Gaston is another useful package for plotting. This plotting package provides an interface to gnuplot.

Some of the features of Gaston are as follows −

  • It can plot using graphical windows, and with mouse interaction, it can keep multiple plots active at one time.

  • It can plot directly to the REPL.

  • It can also plot in Jupyter and Juno.

  • It supports popular 2-dimensional plots such as stem, step, histograms, etc.

  • It also supports popular 3-dimensional plots such as surface, contour, and heatmap.

  • It takes around five seconds to load package, plot, and save to pdf.


A simple 2-D plot with the help of Gaston is shown below −

julia> x = 0:0.01:1
julia> plot(x, sin.(2π*5*t))

Now, we can add another curve as follows −

julia> plot!(x, cos.(2π*5*t))
PyPlot can also be used to plot 3-d plots. Example is given below:
julia> a = b = -10:0.30:10
julia> surf(a, b, (a,b)->sin.(sqrt.(a.*a+b.*b))./sqrt.(a.*a+b.*b),
         title="Sombrero", plotstyle="pm3d")

PGF Plots

PGFPlots, unlike Gaston, is relatively a new package for plotting. This plotting package uses the pgfplots LaTex routines to produce the plots. It can easily integrate with IJulia, outputting SVG images to notebook.

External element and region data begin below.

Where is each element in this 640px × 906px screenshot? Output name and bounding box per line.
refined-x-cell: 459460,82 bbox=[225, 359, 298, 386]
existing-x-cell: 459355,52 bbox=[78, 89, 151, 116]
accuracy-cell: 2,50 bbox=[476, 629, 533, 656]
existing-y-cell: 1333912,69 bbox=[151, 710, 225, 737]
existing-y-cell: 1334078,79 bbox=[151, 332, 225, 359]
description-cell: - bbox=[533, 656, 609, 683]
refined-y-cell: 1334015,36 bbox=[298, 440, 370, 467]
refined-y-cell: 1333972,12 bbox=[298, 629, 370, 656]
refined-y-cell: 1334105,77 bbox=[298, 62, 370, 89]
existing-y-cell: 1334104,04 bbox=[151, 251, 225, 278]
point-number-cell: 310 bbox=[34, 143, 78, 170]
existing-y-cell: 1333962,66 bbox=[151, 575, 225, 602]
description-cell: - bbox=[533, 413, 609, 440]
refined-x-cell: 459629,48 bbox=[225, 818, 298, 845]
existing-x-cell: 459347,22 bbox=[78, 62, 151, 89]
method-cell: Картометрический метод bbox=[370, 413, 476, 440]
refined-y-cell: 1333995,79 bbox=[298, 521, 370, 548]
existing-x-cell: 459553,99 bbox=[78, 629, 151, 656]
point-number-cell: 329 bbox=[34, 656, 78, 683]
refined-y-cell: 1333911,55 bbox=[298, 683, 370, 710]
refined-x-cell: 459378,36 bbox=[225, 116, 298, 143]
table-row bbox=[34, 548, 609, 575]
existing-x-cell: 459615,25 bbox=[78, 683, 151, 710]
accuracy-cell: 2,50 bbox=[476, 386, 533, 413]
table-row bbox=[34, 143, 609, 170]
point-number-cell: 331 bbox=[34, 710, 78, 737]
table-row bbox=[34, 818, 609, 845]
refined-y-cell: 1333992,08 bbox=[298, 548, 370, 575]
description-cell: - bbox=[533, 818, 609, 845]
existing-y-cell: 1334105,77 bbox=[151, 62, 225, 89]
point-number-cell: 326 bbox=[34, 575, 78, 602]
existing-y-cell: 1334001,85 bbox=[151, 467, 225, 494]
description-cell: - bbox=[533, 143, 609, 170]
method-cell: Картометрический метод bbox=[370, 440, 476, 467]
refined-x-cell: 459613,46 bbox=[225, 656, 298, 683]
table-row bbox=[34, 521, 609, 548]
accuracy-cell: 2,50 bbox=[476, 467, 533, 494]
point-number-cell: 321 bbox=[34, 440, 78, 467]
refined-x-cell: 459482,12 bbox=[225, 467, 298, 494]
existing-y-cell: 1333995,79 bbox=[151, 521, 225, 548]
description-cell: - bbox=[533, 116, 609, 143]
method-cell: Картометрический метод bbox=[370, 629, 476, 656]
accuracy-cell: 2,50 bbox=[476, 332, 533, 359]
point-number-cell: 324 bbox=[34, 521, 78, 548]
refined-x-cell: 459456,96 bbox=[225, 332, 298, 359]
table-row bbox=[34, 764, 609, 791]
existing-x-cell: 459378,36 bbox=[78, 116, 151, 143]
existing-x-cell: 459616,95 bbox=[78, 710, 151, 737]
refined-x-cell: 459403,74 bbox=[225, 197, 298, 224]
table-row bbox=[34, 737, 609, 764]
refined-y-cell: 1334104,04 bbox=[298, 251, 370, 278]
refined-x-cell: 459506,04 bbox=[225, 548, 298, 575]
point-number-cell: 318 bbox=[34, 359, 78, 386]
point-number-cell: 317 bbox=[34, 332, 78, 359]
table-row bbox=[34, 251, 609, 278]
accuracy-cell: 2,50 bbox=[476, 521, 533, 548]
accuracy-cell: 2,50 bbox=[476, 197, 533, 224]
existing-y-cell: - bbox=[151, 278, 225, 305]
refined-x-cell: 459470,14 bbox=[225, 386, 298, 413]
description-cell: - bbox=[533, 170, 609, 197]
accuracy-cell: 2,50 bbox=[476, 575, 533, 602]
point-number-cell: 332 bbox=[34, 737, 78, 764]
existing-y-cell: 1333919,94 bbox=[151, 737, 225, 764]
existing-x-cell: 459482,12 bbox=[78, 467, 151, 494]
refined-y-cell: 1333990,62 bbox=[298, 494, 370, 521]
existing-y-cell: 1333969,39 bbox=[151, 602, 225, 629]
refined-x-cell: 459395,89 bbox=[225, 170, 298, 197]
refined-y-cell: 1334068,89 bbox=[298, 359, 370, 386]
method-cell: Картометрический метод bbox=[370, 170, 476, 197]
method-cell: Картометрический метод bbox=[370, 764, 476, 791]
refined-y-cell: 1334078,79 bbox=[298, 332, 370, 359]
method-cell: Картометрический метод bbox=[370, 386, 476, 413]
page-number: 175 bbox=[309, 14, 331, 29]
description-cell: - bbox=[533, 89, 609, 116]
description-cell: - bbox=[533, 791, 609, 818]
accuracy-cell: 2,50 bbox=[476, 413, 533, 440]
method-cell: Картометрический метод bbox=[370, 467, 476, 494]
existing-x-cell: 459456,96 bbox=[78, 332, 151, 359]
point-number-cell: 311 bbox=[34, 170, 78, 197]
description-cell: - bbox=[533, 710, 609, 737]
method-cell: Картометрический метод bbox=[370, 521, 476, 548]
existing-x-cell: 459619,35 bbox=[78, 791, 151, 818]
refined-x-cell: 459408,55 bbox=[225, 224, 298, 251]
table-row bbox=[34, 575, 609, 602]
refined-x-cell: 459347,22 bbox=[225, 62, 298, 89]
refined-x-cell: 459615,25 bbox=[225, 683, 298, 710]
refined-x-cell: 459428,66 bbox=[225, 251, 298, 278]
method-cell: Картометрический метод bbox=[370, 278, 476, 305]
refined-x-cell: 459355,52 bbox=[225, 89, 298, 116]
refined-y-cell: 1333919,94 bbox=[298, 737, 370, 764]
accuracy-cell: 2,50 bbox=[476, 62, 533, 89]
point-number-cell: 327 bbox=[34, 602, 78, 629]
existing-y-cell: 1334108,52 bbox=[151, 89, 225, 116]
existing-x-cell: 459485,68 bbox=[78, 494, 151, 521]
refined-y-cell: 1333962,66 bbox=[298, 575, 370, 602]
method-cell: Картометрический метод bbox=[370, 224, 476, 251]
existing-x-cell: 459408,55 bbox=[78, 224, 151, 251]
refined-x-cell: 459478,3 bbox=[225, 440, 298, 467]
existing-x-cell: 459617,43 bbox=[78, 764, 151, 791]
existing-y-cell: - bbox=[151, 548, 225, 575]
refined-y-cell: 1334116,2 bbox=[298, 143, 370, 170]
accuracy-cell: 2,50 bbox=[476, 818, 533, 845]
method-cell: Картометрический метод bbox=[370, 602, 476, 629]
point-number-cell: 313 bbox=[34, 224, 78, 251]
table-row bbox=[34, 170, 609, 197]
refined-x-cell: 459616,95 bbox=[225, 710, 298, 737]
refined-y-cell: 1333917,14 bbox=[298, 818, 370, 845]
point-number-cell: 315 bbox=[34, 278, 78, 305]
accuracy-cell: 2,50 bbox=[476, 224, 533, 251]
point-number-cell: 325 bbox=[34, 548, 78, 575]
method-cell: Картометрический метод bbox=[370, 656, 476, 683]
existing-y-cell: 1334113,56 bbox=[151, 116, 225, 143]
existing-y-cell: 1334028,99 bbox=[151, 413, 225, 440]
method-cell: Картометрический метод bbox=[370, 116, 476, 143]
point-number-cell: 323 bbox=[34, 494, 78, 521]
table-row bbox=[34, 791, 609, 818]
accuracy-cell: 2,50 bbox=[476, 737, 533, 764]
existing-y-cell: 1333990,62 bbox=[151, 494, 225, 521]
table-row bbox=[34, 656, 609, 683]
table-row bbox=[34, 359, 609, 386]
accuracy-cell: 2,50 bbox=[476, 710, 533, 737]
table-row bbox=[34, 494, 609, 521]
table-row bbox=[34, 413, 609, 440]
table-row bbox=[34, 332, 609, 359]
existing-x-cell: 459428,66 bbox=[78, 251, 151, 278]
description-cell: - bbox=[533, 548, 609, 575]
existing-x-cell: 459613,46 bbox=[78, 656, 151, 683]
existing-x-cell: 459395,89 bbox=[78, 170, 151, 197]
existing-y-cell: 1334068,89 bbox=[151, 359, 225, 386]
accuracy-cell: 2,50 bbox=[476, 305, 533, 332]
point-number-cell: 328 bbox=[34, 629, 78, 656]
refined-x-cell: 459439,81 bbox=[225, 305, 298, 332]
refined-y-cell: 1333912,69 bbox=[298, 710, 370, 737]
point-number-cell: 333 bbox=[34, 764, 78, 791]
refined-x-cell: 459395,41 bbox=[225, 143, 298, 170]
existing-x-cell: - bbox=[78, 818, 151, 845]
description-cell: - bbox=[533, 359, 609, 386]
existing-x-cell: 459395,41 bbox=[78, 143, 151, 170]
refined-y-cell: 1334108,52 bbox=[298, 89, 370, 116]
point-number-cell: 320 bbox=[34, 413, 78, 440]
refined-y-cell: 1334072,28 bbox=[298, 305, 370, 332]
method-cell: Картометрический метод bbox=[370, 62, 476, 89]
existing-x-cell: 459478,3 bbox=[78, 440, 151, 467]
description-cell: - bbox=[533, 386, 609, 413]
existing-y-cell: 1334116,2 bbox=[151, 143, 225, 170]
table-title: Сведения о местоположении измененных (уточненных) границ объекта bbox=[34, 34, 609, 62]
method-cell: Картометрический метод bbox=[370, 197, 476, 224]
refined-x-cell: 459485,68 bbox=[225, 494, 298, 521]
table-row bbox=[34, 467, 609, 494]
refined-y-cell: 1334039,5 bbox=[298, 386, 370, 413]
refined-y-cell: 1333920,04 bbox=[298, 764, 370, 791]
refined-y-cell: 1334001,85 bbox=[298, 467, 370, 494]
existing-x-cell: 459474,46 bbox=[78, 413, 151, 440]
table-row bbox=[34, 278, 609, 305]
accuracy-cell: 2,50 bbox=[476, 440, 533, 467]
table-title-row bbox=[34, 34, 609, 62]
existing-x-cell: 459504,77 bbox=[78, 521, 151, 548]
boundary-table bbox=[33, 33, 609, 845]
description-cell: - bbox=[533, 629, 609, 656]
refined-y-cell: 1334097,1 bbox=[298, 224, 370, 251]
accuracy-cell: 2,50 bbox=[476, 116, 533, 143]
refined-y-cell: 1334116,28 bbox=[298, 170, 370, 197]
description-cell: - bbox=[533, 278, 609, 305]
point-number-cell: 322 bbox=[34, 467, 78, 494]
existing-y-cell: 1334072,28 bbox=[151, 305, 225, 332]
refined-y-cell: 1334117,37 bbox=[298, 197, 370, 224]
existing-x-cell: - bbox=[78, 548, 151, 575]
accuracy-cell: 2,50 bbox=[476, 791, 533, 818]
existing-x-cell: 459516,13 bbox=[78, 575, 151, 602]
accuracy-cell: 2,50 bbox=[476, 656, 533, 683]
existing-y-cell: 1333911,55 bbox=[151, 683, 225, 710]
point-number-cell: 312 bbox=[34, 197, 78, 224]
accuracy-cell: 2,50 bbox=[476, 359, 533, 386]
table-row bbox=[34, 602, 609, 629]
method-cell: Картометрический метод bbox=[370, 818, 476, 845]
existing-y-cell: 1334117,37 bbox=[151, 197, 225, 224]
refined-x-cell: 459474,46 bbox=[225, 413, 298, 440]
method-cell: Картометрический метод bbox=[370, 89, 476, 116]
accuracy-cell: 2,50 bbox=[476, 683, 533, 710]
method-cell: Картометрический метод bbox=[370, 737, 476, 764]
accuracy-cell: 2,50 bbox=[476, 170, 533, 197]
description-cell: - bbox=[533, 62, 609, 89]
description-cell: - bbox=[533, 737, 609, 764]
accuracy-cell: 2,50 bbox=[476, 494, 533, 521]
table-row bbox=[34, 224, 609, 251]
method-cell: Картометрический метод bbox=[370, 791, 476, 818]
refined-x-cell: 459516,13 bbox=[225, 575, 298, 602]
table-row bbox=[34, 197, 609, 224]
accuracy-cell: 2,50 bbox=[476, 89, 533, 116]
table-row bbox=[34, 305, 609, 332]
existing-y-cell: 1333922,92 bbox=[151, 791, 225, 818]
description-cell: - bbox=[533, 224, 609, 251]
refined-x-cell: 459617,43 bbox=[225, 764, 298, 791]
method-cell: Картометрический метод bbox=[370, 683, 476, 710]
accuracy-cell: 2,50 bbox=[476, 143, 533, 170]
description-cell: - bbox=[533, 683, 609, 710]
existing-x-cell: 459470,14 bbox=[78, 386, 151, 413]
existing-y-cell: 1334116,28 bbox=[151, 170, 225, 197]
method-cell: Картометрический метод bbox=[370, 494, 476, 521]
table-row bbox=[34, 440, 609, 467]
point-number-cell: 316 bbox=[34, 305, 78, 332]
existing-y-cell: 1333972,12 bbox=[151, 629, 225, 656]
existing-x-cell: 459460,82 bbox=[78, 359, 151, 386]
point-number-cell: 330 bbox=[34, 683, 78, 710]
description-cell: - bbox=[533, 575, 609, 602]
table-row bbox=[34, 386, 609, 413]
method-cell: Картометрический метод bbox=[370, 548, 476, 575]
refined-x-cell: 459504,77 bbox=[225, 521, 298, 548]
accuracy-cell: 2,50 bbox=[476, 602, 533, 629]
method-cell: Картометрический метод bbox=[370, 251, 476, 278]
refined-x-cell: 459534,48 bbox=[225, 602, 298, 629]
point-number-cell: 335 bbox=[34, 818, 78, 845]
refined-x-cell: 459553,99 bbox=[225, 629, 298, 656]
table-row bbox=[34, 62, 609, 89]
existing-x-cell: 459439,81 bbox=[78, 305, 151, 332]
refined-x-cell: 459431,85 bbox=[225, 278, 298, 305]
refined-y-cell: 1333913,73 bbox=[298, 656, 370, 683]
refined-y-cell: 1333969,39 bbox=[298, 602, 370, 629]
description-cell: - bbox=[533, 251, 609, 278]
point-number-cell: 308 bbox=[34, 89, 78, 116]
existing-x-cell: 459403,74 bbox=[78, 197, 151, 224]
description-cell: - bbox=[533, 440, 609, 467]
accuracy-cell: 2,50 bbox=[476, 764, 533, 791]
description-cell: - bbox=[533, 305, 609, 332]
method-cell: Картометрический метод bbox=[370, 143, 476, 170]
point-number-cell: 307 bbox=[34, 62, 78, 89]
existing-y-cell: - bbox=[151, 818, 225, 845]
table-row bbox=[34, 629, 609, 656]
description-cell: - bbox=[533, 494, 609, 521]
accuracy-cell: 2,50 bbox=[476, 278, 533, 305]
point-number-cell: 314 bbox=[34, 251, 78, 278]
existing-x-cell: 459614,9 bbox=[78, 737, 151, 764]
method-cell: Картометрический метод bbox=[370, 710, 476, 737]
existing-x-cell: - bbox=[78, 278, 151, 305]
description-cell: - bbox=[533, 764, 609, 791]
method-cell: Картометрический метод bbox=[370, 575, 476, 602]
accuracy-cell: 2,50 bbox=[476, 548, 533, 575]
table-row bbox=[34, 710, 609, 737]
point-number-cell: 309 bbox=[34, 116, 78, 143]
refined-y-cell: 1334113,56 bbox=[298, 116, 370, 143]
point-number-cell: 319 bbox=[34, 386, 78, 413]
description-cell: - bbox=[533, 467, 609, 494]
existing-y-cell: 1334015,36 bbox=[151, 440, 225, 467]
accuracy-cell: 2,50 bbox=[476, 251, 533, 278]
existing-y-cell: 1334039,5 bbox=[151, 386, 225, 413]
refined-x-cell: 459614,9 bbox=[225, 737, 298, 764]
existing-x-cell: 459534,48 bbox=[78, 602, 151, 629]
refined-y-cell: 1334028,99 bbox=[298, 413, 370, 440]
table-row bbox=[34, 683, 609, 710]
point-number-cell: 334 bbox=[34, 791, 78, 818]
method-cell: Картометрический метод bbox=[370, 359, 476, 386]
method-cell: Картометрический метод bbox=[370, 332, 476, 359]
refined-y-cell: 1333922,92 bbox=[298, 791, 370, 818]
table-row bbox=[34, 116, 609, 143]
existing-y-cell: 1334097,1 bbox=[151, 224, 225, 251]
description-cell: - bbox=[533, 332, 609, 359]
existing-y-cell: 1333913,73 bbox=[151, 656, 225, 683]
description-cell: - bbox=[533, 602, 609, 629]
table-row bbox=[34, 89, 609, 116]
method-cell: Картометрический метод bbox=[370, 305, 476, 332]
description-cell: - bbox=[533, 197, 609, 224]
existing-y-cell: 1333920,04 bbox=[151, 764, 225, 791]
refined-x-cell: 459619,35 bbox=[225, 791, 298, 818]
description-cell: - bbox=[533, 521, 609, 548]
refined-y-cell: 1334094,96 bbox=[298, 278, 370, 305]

To work with it, we need to install the following dependencies −

  • Pdf2svg, which is required by TikzPictures.

  • Pgfplots, which you can install using latex package manager.

  • GNUPlot, which you need to plot contours

Once you are done with these installations, you are ready to use PGFPlots.

In this example, we will be generating multiple curves on the same axis and assign their legend entries in LaTex format −

julia> using PGFPlots

julia> R = Axis( [ Plots.Linear(x->sin(3x)*exp(-0.3x), (0,8),
      legendentry = L"$\sin(3x)*exp(-0.3x)$"),
      Plots.Linear(x->sqrt(x)/(1+x^2), (0,8),
      legendentry = L"$\sqrt{2x}/(1+x^2)$") ]);
julia> save("Plot_LinearPGF.svg", R);